If working for the NFL is slavery, then I’m a slave’s slave

March 17, 2011 |

On Tuesday, Vikings’ RB Adrian Peterson said working for the NFL is like modern-day slavery. There are many ways I could rip Mr. Peterson apart, but I’ll stick with one, maybe two.

First, no one is making Peterson work for the NFL and take their millions of dollars to play a boy’s game. Slaves never had a choice between working in the fields or being a free citizen and owning their own property. If they did, there wouldn’t have been slavery in the first place. Then Peterson said regular people get the same treatment the players get from the NFL.

“It’s modern-day slavery, you know?” Peterson said. “People kind of laugh at that, but there are people working at regular jobs who get treated the same way, too. With all the money . . . the owners are trying to get a different percentage, and bring in more money.”

Yes, Mr. Peterson, regular people may get treated the same way.
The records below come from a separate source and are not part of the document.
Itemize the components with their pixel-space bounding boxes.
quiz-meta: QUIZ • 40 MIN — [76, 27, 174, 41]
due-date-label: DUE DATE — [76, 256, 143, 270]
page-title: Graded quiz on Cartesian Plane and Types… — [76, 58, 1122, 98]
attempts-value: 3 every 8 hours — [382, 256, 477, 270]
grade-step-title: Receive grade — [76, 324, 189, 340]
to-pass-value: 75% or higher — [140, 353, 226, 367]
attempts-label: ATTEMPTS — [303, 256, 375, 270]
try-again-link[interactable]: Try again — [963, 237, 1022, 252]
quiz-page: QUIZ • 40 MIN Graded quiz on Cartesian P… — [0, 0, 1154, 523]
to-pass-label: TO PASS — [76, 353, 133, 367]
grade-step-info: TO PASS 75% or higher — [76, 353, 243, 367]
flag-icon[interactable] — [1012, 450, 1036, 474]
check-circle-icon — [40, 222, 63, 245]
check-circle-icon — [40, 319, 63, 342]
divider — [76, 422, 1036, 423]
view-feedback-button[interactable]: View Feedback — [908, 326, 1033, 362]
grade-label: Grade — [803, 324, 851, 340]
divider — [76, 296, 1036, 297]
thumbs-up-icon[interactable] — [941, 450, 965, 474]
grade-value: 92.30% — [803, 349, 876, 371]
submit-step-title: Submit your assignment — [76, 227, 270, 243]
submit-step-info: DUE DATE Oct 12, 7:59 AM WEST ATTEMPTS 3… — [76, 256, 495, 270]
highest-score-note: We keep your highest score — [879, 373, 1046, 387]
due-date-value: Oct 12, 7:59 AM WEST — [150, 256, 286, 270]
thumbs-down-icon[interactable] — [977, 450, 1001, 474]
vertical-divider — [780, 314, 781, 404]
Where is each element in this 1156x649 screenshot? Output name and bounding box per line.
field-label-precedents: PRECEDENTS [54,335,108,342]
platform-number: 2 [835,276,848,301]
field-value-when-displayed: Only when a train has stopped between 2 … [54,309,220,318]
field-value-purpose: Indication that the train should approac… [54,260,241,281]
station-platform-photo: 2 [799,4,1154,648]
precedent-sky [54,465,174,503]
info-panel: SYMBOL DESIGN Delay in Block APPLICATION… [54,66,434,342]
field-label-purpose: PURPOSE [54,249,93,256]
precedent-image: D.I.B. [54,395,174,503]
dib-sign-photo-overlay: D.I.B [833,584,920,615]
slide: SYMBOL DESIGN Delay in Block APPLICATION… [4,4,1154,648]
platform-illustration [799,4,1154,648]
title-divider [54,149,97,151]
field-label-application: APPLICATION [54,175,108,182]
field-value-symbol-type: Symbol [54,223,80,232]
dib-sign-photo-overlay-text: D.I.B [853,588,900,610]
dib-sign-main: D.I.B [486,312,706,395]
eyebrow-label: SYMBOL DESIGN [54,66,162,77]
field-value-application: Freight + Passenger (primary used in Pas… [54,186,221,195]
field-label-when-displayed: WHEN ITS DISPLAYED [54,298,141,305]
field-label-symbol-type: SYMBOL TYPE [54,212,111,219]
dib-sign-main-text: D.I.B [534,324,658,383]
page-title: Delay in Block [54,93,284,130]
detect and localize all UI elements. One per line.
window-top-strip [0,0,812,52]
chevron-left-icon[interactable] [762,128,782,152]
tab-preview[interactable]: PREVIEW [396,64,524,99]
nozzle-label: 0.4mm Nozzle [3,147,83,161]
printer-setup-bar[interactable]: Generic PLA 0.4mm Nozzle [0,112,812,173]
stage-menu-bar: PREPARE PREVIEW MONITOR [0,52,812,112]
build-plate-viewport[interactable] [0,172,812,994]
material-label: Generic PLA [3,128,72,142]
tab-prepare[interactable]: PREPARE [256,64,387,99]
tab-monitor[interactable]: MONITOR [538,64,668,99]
But there’s a difference: “regular” people don’t make millions of dollars each year, so does that make regular people a slave’s slave? Hell, I know plenty of “regular” people who would quickly switch places with Peterson and get treated badly by the NFL if it means getting paid more than they would make in a lifetime. If that’s slavery then please sign me up.

Second, how much of an idiot can one person be to compare working for the NFL to a horrible thing like slavery? If slaves messed up, they were beaten and whipped badly. If a players hit each other the wrong way, they get a fine that doesn’t even put a dent in their wallet. If slaves tried to form a union, much less rebel against their masters, they had a body part cut off or were killed. Which makes Peterson’s comparison not only idiotic, but embarrassing to African-Americans, descendants of slaves who saw slavery as an abomination to this country. But there’s a different abomination to the US now: it’s overpaid and spoiled NFL players (and owners) who don’t know how to split 9 billion dollars. Here’s a suggestion, give it away to countries who could use the money, like Japan.

Maybe both sides will start to feel effects of no football once September comes and no money rolls in. However until that time comes, NFL players and owners need to keep their mouths shut in public and handle their business behind closed doors.